翌週、再び「適合センター」に足を運ぶと、ロビーの空気は前回より少しだけ和らいで感じられた。

慣れたというより、“ミサキに会える”という理由が、悠の中に確かに芽生えていた。


受付から誘導され、二人は同じブースに通された。


「こんにちは、結城さん」


ミサキは今日も落ち着いた服装だったが、前回よりも少しカジュアルに寄っていた。

白のブラウスの襟元はわずかに開き、鎖骨のラインが目に入る。

本人は意識していないかもしれないが、ユウは一瞬だけ視線を泳がせた。


「こんにちは、水城さん……あ、もう“ミサキさん”って呼んでいいですか?」


ミサキはふっと笑う。


「もちろん。
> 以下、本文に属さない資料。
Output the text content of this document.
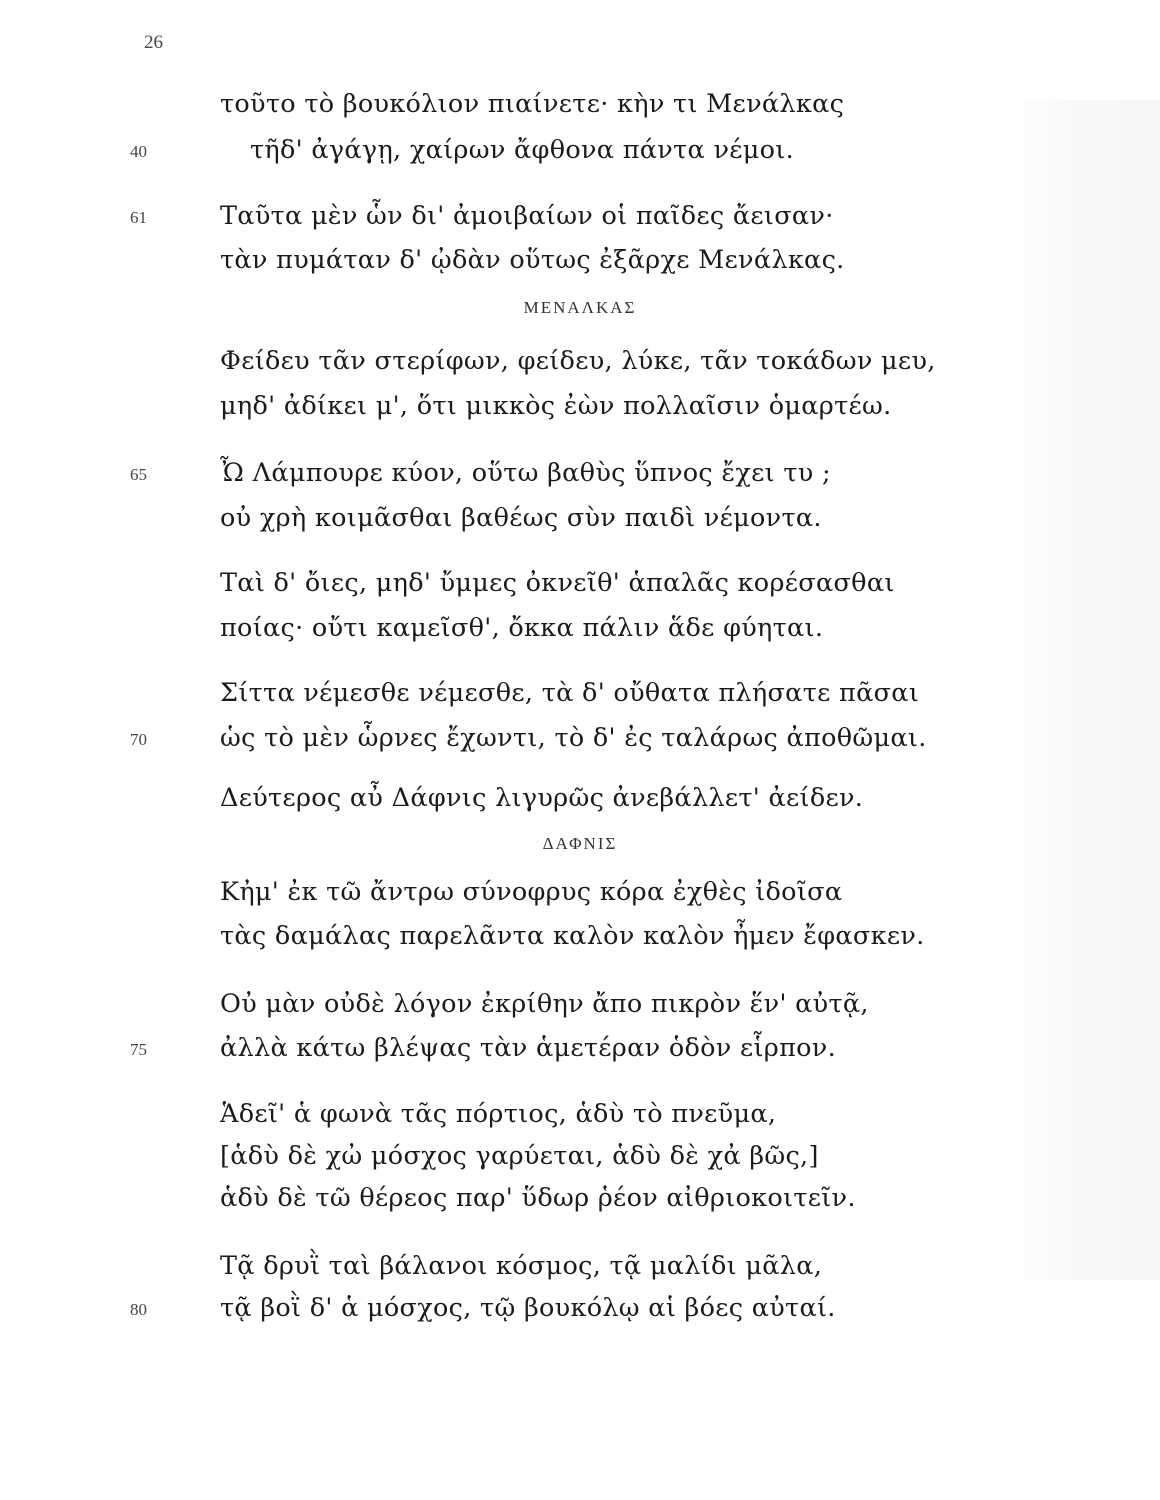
26
τοῦτο τὸ βουκόλιον πιαίνετε· κὴν τι Μενάλκας
τῆδ' ἀγάγῃ, χαίρων ἄφθονα πάντα νέμοι.
40
Ταῦτα μὲν ὧν δι' ἀμοιβαίων οἱ παῖδες ἄεισαν·
61
τὰν πυμάταν δ' ᾠδὰν οὕτως ἐξᾶρχε Μενάλκας.
ΜΕΝΑΛΚΑΣ
Φείδευ τᾶν στερίφων, φείδευ, λύκε, τᾶν τοκάδων μευ,
μηδ' ἀδίκει μ', ὅτι μικκὸς ἐὼν πολλαῖσιν ὁμαρτέω.
Ὦ Λάμπουρε κύον, οὕτω βαθὺς ὕπνος ἔχει τυ ;
65
οὐ χρὴ κοιμᾶσθαι βαθέως σὺν παιδὶ νέμοντα.
Ταὶ δ' ὄιες, μηδ' ὔμμες ὀκνεῖθ' ἁπαλᾶς κορέσασθαι
ποίας· οὔτι καμεῖσθ', ὄκκα πάλιν ἅδε φύηται.
Σίττα νέμεσθε νέμεσθε, τὰ δ' οὔθατα πλήσατε πᾶσαι
ὡς τὸ μὲν ὧρνες ἔχωντι, τὸ δ' ἐς ταλάρως ἀποθῶμαι.
70
Δεύτερος αὖ Δάφνις λιγυρῶς ἀνεβάλλετ' ἀείδεν.
ΔΑΦΝΙΣ
Κἠμ' ἐκ τῶ ἄντρω σύνοφρυς κόρα ἐχθὲς ἰδοῖσα
τὰς δαμάλας παρελᾶντα καλὸν καλὸν ἦμεν ἔφασκεν.
Οὐ μὰν οὐδὲ λόγον ἐκρίθην ἄπο πικρὸν ἕν' αὐτᾷ,
ἀλλὰ κάτω βλέψας τὰν ἁμετέραν ὁδὸν εἷρπον.
75
Ἁδεῖ' ἁ φωνὰ τᾶς πόρτιος, ἁδὺ τὸ πνεῦμα,
[ἁδὺ δὲ χὠ μόσχος γαρύεται, ἁδὺ δὲ χἀ βῶς,]
ἁδὺ δὲ τῶ θέρεος παρ' ὕδωρ ῥέον αἰθριοκοιτεῖν.
Τᾷ δρυῒ ταὶ βάλανοι κόσμος, τᾷ μαλίδι μᾶλα,
τᾷ βοῒ δ' ἁ μόσχος, τῷ βουκόλῳ αἱ βόες αὐταί.
80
じゃあ、わたしも“ユウさん”って呼ばせてもらおうかな」


呼び方ひとつで、距離がぐっと近づく気がした。



数値としての“相性”


モニターには「初期適合率:62%」という表示が浮かんでいた。


「……高い方、なんでしょうか」


ミサキが呟く。


「平均は50%前後って聞きました。だから……まあ、悪くはないはずです」


悠も少し気恥ずかしそうに返した。


「制度が“恋愛”を数値化するなんて、ほんと、味気ないですよね」


ミサキの言葉は皮肉めいていたが、その瞳にはどこか憂いがあった。


「でも、逆に言えば――これって“赤の他人”が、たった数回の対話で60%以上の相性ってことですよね。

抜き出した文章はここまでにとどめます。